Let’s get one thing clear from the start: this play is not about Boris Johnson. It is not an allegory, it is not a pastiche, and it is not a political satire; it is not about Brexit. It is literally about Boris III, the erstwhile king of Bulgaria, who did a deal with the Devil in the shape of the Nazis but who maybe - just maybe - made the right call. It’s a dark and difficult story, shamefully unfamiliar to most of us… yet this show manages to tell it it with with humour, lightness, and song.
Boris is a divisive figure, as the play does make clear; but whatever you think of his legacy, you can’t deny he was dealt a difficult hand. The first few minutes comically summarise the network of feuds enmeshing inter-war Bulgaria, and by aligning with Nazi Germany Boris arguably chose what seemed to be the lesser of two evils. But then the deportations started, and it’s here that the story grows cloudy. By obstructing and delaying Nazi demands, Boris saved thousands of Jews… yet at other times he did nothing, and acquiesced in the murder of thousands more.
Joseph Cullen and Sasha Wilson’s script never forgets the gravity of its subject matter, but tackles it with verve and bittersweet comic flair. Boris himself, played by Cullen, is a kooky, other-worldly, but surprisingly wily figure; an embodiment not so much of Boris the man, but of the strange institution of monarchy. He’s literally the centre of attention - the audience sit on all four sides around him - as other characters dip in and out, in a colourful flurry of roles and scenes. It’s done with a broad brush, and cheerful reliance on familiar tropes: the functionaries surrounding Boris carry themselves like British aristocrats, while the antisemite Alexander Belev is as a charmless, jumped-up barrow-boy.
The five-member cast is uniformly strong, though David Leopold deserves particular credit for his portrayal of Belev: when he switches to that role, the transformation in his manner is so complete I was genuinely confused for a while about whether it was the same actor on stage. And the whole cast play instruments too. Music is a big part of this show; some of the tunes are familiar, others less so, some are upbeat and some are mournful. All are welcome, and all of them set the perfect pace and tone.
We’re told at the start that everything we’ll witness is true, and at times they even give citations for some of the more improbable claims. But as the programme notes apologetically point out, the full story is far too complex for a one-hour show; now I’ve read some articles online, I know it only scratches the surface of the controversy surrounding Bulgaria’s role in the Holocaust. Still, the script - while undeniably sympathetic to Boris - at least poses the questions, and actively prompted me to find out more. Within the constraints of an hour-long slot, I think it achieves all the balance it can.

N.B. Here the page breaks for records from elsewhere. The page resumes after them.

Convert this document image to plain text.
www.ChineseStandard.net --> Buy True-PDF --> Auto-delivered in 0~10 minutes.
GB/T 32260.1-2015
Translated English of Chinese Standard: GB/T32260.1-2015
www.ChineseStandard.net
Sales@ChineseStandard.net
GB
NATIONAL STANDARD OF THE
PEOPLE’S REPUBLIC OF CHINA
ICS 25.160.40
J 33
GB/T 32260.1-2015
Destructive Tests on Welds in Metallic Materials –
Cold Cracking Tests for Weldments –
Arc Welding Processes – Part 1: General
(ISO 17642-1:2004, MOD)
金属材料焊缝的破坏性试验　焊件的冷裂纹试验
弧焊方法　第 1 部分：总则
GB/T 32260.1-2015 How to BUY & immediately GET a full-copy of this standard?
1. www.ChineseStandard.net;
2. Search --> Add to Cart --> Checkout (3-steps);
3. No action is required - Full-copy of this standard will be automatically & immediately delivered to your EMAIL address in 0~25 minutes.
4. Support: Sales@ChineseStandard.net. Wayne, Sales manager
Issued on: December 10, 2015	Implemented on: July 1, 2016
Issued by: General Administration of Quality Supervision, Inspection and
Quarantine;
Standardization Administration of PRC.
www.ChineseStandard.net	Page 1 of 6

This is an upbeat and enjoyable show, built around horrific events; and it squares that circle because it uses levity wisely. By gently satirising the circus of monarchy, it throws even sharper focus on the consequences of the choices Boris made. It does a good job, too, of filling in the back-story, untangling the twisted threads of international politics in a way that’s both accessible and fun. And by inviting you to empathise with the troubled Boris, it poses an even more troubling question: if you were in his place, what would you have done?